Ухудшение отношений Вашингтона и Анкары вылилось в принятие санкций против членов турецкого правительства. Затем Белый дом двукратно увеличил ввозные пошлины на турецкие металлы. О возможности такого сценария ранее заявлял президент США, критикуя преследование турецкими властями американского пастора Эндрю Брансона. Сам факт использования санкционного инструмента против союзника говорит о глубине проблем, существующих сейчас в турецко-американских отношениях.
15 августа Турция удвоила ввозные пошлины на ряд американских товаров, включая легковые автомобили, алкоголь и табак, в ответ на озвученное 10 августа решение Белого дома двукратно увеличить тарифы на сталь и алюминий, импортируемые из Турции. Обмен протекционистскими ударами есть признак надвигающейся торговой войны. Ранее 1 августа Минфин США ввел санкции против двух турецких чиновников – Сулеймана Сойлу, министра внутренних дел, и Абдулхамита Гюля, министра юстиции. Их активы, в случае их обнаружения в американской юрисдикции, будут заблокированы; гражданам США запрещено иметь с ними деловые отношения. Причиной тому – продолжающееся судебное преследование в Турции американского пастора Эндрю Брансона, который был арестован в октябре 2016 года из-за того, что он, по мнению турецких властей, как-то связан с курдскими сепаратистами и последователями Фетхуллаха Гюлена, политического оппонента президента Турции Реджепа Эрдогана. 29 июля Эрдоган сказал, что нажим со стороны Штатов не приведет к освобождению Брансона, но создаст угрозу партнерским отношениям между государствами.

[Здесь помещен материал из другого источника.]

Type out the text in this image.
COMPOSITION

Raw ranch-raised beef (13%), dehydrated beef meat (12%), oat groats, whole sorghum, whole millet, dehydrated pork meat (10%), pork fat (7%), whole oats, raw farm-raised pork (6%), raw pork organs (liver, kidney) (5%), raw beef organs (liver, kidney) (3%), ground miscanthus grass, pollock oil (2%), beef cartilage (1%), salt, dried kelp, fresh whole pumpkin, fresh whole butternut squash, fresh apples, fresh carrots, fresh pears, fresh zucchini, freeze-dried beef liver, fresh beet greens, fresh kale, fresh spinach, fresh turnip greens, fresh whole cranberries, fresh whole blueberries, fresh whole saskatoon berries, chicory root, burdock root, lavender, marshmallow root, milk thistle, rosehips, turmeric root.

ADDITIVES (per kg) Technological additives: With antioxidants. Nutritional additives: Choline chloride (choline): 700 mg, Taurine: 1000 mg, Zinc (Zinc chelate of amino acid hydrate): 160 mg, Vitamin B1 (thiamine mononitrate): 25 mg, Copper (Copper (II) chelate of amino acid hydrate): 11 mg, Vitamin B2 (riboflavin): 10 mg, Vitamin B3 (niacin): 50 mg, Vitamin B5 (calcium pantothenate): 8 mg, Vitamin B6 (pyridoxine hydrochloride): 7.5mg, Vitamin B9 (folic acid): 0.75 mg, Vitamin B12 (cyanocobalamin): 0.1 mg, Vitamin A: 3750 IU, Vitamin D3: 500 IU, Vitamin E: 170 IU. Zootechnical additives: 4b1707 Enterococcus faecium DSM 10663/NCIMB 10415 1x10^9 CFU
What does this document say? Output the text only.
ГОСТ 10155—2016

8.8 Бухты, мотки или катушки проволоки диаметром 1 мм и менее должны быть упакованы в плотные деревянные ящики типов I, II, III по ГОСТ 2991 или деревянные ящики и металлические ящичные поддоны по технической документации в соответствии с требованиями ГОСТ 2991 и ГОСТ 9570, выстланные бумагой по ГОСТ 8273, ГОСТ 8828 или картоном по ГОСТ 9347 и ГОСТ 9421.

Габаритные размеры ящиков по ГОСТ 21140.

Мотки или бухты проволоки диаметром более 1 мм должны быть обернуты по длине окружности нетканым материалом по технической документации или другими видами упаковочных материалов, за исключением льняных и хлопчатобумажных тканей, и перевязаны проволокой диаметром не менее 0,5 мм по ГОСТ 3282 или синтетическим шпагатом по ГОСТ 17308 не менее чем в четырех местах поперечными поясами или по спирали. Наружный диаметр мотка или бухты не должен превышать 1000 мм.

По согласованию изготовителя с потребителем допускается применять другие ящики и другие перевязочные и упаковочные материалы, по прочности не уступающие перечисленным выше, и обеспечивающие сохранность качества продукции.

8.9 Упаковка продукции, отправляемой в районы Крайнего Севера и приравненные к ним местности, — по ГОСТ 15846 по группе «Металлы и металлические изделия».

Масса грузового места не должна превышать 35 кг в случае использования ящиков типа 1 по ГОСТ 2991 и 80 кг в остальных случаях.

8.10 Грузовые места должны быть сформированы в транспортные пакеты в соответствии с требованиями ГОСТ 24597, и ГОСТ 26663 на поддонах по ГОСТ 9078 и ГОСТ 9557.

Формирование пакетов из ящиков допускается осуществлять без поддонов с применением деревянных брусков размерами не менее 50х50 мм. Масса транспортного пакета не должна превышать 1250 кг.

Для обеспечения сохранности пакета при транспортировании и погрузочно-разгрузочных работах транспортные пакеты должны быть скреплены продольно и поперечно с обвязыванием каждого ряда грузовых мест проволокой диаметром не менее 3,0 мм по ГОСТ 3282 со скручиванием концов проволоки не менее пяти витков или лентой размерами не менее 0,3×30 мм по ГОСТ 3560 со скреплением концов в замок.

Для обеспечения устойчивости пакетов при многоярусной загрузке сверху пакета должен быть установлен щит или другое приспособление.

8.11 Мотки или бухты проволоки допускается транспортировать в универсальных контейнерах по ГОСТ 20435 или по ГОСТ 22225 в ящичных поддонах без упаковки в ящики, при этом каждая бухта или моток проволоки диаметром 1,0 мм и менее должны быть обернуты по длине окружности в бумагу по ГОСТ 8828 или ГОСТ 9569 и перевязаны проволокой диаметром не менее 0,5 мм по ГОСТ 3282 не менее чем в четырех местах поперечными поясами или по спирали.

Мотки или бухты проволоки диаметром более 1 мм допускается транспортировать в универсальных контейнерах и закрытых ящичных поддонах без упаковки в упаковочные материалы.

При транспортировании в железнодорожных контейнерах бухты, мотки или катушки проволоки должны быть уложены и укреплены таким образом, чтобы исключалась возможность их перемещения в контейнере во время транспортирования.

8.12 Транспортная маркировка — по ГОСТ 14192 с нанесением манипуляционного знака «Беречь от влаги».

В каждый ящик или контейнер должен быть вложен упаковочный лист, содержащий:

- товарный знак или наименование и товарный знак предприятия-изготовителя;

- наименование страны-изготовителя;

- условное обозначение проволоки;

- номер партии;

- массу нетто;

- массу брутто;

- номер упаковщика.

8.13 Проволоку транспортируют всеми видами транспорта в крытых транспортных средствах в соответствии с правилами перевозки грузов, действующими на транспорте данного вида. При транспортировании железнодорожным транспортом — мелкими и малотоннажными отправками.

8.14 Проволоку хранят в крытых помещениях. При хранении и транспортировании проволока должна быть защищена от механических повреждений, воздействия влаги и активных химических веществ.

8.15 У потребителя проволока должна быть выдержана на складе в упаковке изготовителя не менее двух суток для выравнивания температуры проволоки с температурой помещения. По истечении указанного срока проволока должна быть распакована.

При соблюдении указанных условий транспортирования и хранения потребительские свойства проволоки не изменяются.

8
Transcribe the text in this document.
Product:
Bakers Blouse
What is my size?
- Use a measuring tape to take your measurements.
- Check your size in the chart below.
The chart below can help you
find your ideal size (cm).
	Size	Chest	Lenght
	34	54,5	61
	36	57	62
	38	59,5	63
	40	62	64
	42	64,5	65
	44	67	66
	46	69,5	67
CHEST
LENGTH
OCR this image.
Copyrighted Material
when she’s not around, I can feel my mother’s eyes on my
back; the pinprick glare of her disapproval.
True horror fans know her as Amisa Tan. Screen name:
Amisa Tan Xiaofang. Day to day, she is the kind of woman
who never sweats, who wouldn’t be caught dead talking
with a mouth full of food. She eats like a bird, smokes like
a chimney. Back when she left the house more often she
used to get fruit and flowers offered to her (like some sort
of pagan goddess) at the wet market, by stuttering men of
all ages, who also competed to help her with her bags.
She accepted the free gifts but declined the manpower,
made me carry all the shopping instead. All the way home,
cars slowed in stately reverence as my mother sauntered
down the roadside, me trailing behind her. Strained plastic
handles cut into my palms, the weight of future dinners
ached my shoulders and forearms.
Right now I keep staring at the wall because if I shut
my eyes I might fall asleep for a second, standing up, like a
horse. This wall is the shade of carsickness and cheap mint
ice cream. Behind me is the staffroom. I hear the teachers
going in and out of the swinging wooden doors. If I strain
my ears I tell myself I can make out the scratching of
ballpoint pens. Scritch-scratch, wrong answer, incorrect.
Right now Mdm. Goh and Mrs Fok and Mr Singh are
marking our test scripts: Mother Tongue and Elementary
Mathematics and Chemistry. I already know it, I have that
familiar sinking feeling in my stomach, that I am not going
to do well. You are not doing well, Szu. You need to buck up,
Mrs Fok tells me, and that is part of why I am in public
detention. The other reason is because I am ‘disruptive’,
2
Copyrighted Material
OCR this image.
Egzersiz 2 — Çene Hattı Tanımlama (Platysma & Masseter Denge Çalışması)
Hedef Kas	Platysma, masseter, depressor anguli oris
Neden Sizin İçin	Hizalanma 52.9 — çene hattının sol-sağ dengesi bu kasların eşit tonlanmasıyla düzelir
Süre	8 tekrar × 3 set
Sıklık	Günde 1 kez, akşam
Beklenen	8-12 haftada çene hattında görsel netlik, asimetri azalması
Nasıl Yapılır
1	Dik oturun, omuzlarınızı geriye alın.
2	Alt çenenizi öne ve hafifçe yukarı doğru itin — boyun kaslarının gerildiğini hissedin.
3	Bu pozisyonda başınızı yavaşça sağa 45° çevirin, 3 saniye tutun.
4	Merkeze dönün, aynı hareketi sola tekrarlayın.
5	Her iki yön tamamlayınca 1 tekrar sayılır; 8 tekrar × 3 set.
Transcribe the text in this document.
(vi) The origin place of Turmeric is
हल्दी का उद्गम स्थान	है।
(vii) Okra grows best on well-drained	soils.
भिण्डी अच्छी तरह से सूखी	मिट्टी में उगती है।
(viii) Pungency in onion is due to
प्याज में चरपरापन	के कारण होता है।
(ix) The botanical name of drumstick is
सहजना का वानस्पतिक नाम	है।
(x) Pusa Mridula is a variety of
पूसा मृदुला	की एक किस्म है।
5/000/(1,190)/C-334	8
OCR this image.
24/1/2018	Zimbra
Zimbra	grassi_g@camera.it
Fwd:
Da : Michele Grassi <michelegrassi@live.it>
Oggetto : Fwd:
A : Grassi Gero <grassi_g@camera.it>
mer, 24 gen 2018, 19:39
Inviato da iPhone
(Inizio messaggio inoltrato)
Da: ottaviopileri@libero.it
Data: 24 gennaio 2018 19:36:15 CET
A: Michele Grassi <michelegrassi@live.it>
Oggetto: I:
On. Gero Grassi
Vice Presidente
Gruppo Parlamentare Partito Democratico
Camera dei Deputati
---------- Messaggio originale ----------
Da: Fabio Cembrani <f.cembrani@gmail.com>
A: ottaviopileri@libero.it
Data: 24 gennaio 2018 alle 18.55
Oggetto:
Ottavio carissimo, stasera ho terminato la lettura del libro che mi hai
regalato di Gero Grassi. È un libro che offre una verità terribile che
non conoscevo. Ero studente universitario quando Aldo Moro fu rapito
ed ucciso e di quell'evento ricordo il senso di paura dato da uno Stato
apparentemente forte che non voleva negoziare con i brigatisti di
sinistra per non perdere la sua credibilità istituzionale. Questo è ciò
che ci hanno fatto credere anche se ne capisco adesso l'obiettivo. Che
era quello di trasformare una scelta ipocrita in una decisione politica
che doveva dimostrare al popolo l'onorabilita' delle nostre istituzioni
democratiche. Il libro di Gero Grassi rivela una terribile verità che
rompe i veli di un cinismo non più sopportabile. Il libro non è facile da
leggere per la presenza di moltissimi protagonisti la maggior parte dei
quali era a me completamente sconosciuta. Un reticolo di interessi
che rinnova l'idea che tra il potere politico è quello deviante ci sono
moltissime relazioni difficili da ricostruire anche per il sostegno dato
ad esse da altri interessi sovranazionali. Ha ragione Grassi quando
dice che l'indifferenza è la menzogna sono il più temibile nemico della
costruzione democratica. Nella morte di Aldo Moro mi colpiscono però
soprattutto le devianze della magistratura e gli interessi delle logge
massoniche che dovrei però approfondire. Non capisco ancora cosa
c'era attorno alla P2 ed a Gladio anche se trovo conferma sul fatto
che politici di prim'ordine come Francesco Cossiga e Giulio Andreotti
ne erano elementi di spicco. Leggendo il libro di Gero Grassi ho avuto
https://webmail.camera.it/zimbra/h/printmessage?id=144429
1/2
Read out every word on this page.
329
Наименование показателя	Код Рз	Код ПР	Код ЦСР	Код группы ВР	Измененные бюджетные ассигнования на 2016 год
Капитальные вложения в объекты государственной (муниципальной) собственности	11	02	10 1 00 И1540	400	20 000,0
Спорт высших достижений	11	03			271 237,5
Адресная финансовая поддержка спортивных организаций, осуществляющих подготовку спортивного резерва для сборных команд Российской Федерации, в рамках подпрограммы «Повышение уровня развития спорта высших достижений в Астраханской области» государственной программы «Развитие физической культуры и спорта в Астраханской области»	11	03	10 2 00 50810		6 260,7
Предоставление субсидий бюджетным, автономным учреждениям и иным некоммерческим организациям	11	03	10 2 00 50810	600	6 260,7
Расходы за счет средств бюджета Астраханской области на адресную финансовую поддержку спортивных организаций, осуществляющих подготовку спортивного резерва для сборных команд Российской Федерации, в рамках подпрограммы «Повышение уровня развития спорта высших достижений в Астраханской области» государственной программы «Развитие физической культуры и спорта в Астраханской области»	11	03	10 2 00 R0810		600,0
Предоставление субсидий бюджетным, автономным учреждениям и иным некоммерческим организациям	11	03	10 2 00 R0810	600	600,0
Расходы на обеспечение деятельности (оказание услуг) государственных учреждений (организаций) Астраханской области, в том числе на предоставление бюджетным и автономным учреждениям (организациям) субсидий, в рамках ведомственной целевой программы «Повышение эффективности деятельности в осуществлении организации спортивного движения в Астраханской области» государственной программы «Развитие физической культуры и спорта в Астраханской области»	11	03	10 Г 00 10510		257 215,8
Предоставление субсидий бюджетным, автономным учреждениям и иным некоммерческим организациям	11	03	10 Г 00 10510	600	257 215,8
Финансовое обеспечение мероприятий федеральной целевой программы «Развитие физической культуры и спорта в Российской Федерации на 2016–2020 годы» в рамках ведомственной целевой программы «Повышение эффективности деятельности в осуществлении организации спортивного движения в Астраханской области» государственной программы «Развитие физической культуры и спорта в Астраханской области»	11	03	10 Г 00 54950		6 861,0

Британский экономист Тимоти Эш считает, что Эрдоган все же отпустит пастора, уступив американскому давлению, ибо хрупкость экономики не позволяет ему чувствовать себя уверенно в конфликте с Белым домом.
Что происходит с турецкой экономикой?
Согласно принятой среди западных комментаторов терминологии Турцию квалифицируют как страну с формирующейся рыночной экономикой (emerging market). Для таких стран любой кризис чреват срывом программы модернизации, что опасно переходом от свободного рынка к системе директивного управления хозяйством. Есть признаки того, что государство именно сейчас находится на пороге подобного кризиса. Он назревал постепенно; важным негативным фактором для инвестиционного климата стало введение в стране летом 2016 года чрезвычайного положения после попытки государственного переворота.
За последний год курс турецкой лиры по отношению к доллару снизился на 68%, новости о санкциях против двух министров и увеличении пошлин сильно ускорили падение. Ослабление валюты приводит к удорожанию импортных товаров, из-за чего терпят убытки малые и средние предприятия сферы услуг. Кроме того, растут расходы корпоративного сектора по выплате процентов по кредитам, номинированным в иностранной валюте. Речь идет о крупных суммах, так как объем этих займов составляет $300 млрд. Инфляция уже превысила 15%.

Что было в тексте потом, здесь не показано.